Opinião

Os Aquém que querem dizer Chega

Uma pergunta persiste na cabeça de muitos portugueses. Quem é o eleitorado do Chega?

Respostas não têm faltado. Até a heterogeneidade do parque automóvel estacionado em Viana do Castelo aquando do congresso realizado em janeiro pareceu ser uma boa pista. Creio que ainda pode fazer sentido tirar conclusões relevantes sobre quem é um português tendo como referência o carro em que se desloca e concordo com a referida heterogeneidade que se queria provar, mas cada vez que se discute o tema continuo a ter uma outra pista que acompanhamos há alguns anos no C-Lab: os Aquém.

Os Aquém são, como o advérbio esclarece, pessoas que estão longe daquilo que eram as suas expectativas. Quando os começámos a estudar há quase dez anos dizíamos ser uma geração nos trintas que acreditava não estar a tirar um justo partido dos seus talentos, habilidades e energia. A sua vida ia sendo uma sucessão de planos adiados. Em 2017, 39% da população entre os 25 e os 44 estava nesta situação em termos profissionais ou económicos. Em 2019, prosseguimos e confirmámos não só que os mais jovens continuavam a engrossar as fileiras Aquém como os seus pais viviam igualmente frustrados pela expectativa não cumprida de emancipação e sucesso dos filhos.

Percebemos, na altura, que a equação fundamental ‘realidade’ / ‘expectativas’ estava totalmente desajustada. Ou a realidade melhorava ou as expectativas diminuíam ou ambas se iam aproximando.
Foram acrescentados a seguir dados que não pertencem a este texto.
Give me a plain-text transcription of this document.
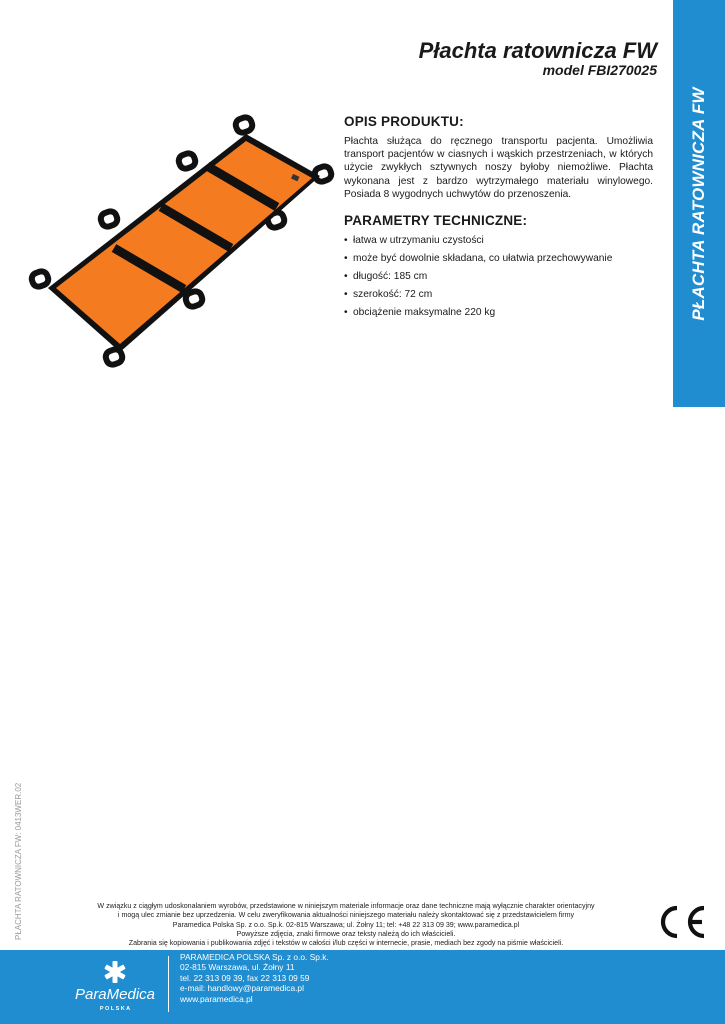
PŁACHTA RATOWNICZA FW
Płachta ratownicza FW
model FBI270025
OPIS PRODUKTU:

Płachta służąca do ręcznego transportu pacjenta. Umożliwia transport pacjentów w ciasnych i wąskich przestrzeniach, w których użycie zwykłych sztywnych noszy byłoby niemożliwe. Płachta wykonana jest z bardzo wytrzymałego materiału winylowego. Posiada 8 wygodnych uchwytów do przenoszenia.

PARAMETRY TECHNICZNE:
• łatwa w utrzymaniu czystości
• może być dowolnie składana, co ułatwia przechowywanie
• długość: 185 cm
• szerokość: 72 cm
• obciążenie maksymalne 220 kg
PŁACHTA RATOWNICZA FW: 0413WER.02	W związku z ciągłym udoskonalaniem wyrobów, przedstawione w niniejszym materiale informacje oraz dane techniczne mają wyłącznie charakter orientacyjny
i mogą ulec zmianie bez uprzedzenia. W celu zweryfikowania aktualności niniejszego materiału należy skontaktować się z przedstawicielem firmy
Paramedica Polska Sp. z o.o. Sp.k. 02-815 Warszawa; ul. Żołny 11; tel: +48 22 313 09 39; www.paramedica.pl
Powyższe zdjęcia, znaki firmowe oraz teksty należą do ich właścicieli.
Zabrania się kopiowania i publikowania zdjęć i tekstów w całości i/lub części w internecie, prasie, mediach bez zgody na piśmie właścicieli.
ParaMedica
P O L S K A
PARAMEDICA POLSKA Sp. z o.o. Sp.k.
02-815 Warszawa, ul. Żołny 11
tel. 22 313 09 39, fax 22 313 09 59
e-mail: handlowy@paramedica.pl
www.paramedica.pl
Enquanto isso não acontecesse, ia continuar a crescer esta população Aquém.

Percebemos, também, nesse trabalho de campo quão difícil é falar de ‘expectativas’. Porque falar de expectativas é falar de lugar de origem, de sítios de onde se quer fugir apesar da enorme ligação emocional, de feridas de crescimento, de distâncias sentidas em relação aos outros muito difíceis de reconhecer e (ainda mais) verbalizar; um bom filho não se manifesta de forma alguma contra os pais; a inveja, mesmo se boa, não se acusa.

Olhar de frente a ‘realidade’ também não é fácil. É falar de esforços e esperanças depositadas num investimento de formação que custou bem-estar à família e da frustração sentida perante planos defraudados. As pessoas não estão treinadas para falar do fracasso e da maneira como gostariam que as coisas fossem; a vergonha por falhar nos padrões autoimpostos é um sentimento que instintivamente se cala.
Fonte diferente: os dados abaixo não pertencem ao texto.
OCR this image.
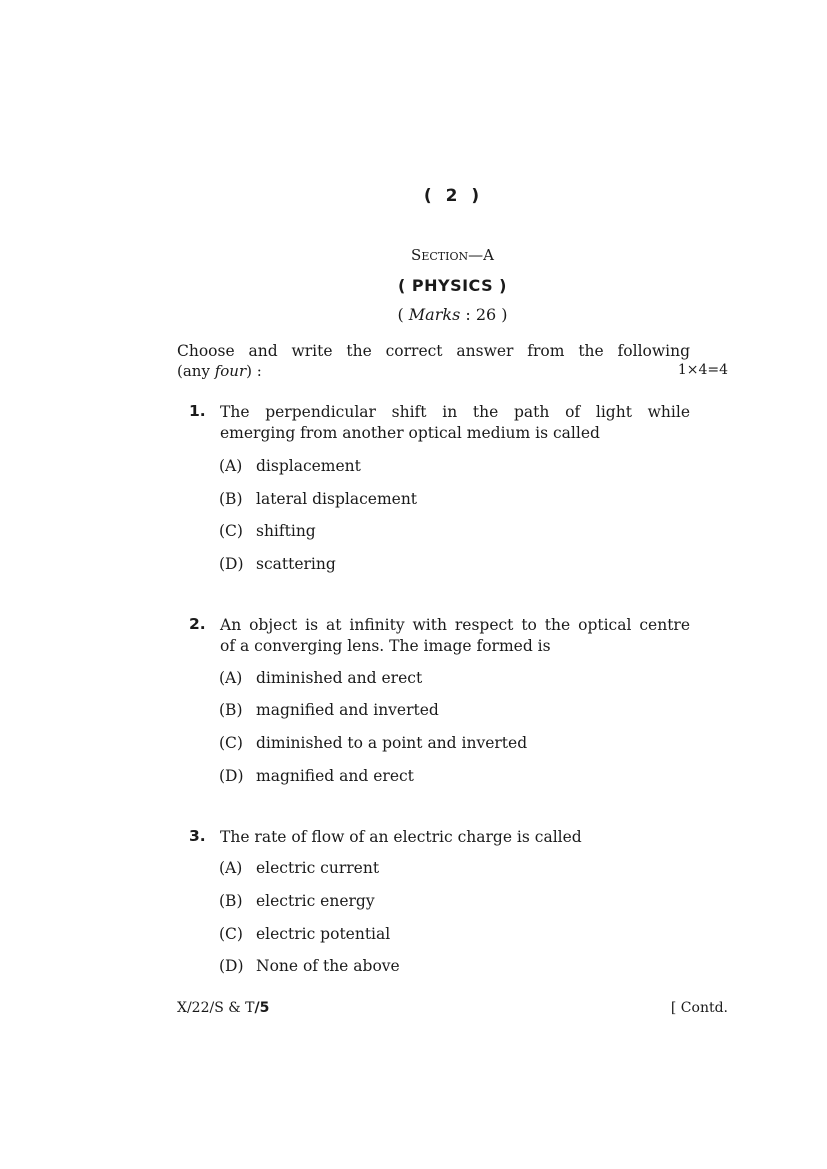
( 2 )
Section—A
( PHYSICS )
( Marks : 26 )
Choose and write the correct answer from the following
(any four) :	1×4=4
1. The perpendicular shift in the path of light while
emerging from another optical medium is called
(A) displacement
(B) lateral displacement
(C) shifting
(D) scattering
2. An object is at infinity with respect to the optical centre
of a converging lens. The image formed is
(A) diminished and erect
(B) magnified and inverted
(C) diminished to a point and inverted
(D) magnified and erect
3. The rate of flow of an electric charge is called
(A) electric current
(B) electric energy
(C) electric potential
(D) None of the above
X/22/S & T/5	[ Contd.
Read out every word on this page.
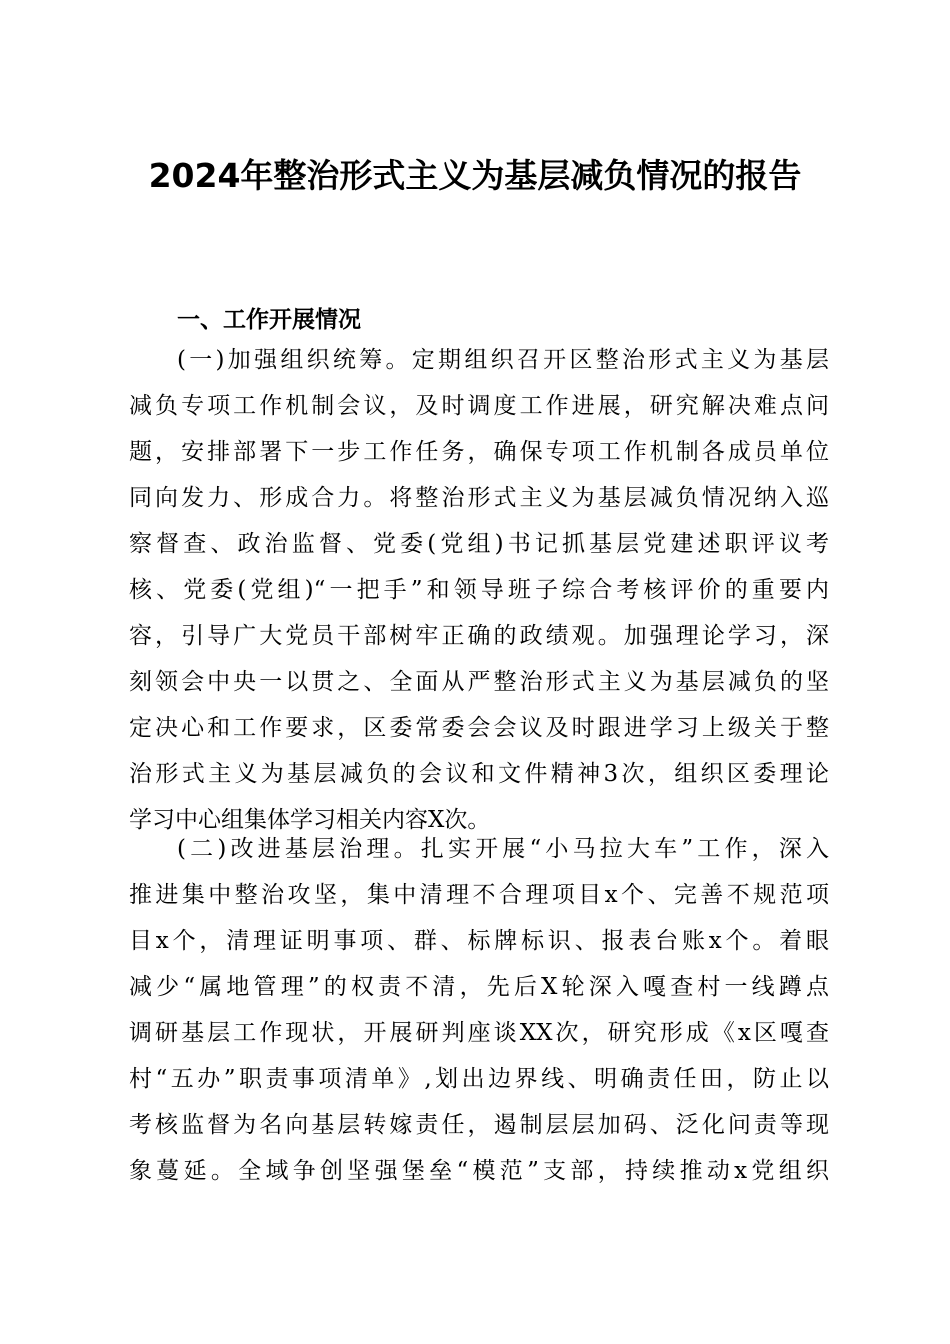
2024年整治形式主义为基层减负情况的报告
一、工作开展情况
(一)加强组织统筹。定期组织召开区整治形式主义为基层
减负专项工作机制会议，及时调度工作进展，研究解决难点问
题，安排部署下一步工作任务，确保专项工作机制各成员单位
同向发力、形成合力。将整治形式主义为基层减负情况纳入巡
察督查、政治监督、党委(党组)书记抓基层党建述职评议考
核、党委(党组)“一把手”和领导班子综合考核评价的重要内
容，引导广大党员干部树牢正确的政绩观。加强理论学习，深
刻领会中央一以贯之、全面从严整治形式主义为基层减负的坚
定决心和工作要求，区委常委会会议及时跟进学习上级关于整
治形式主义为基层减负的会议和文件精神3次，组织区委理论
学习中心组集体学习相关内容X次。
(二)改进基层治理。扎实开展“小马拉大车”工作，深入
推进集中整治攻坚，集中清理不合理项目x个、完善不规范项
目x个，清理证明事项、群、标牌标识、报表台账x个。着眼
减少“属地管理”的权责不清，先后X轮深入嘎查村一线蹲点
调研基层工作现状，开展研判座谈XX次，研究形成《x区嘎查
村“五办”职责事项清单》,划出边界线、明确责任田，防止以
考核监督为名向基层转嫁责任，遏制层层加码、泛化问责等现
象蔓延。全域争创坚强堡垒“模范”支部，持续推动x党组织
Não terá sido isto que aconteceu? Uma população que se foi calando e que se sente representada agora por alguém que personifica a sua zanga?

Dirigidos às empresas e negócios que servimos, escrevemos em 2020: «há uma intervenção em aberto na comunicação, no tom, em iniciativas ou conteúdos que tenham em atenção a engenharia em que estes indivíduos vão ter de empreender para diminuir a distância entre aquilo que é a sua realidade e as suas expectativas».
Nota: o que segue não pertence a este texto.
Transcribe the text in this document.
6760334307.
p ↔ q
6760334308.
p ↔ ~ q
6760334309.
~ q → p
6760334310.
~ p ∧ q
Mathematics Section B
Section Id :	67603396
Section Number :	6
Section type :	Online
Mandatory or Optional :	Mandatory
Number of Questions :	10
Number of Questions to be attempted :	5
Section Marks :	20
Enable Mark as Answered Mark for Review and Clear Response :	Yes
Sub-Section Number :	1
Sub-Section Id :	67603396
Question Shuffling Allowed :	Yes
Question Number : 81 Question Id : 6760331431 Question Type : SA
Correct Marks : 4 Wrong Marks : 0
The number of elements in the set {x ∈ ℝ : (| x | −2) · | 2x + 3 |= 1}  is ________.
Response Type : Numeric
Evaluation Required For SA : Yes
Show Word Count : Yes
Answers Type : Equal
Mas o tempo foi curto para engenharias. As expectativas não se alteraram e a realidade foi atropelada por uma pandemia, pela inflação, pela crise habitação, pelo deteriorar dos principais serviços públicos.

Enfim, caros leitores, ficam apresentados os Aquém. Estão zangados e calados na sua zanga há demasiado tempo. Não sou politóloga, mas parece-me uma pista melhor para perceber o eleitorado do Chega do que o parque de estacionamento em Viana do Castelo.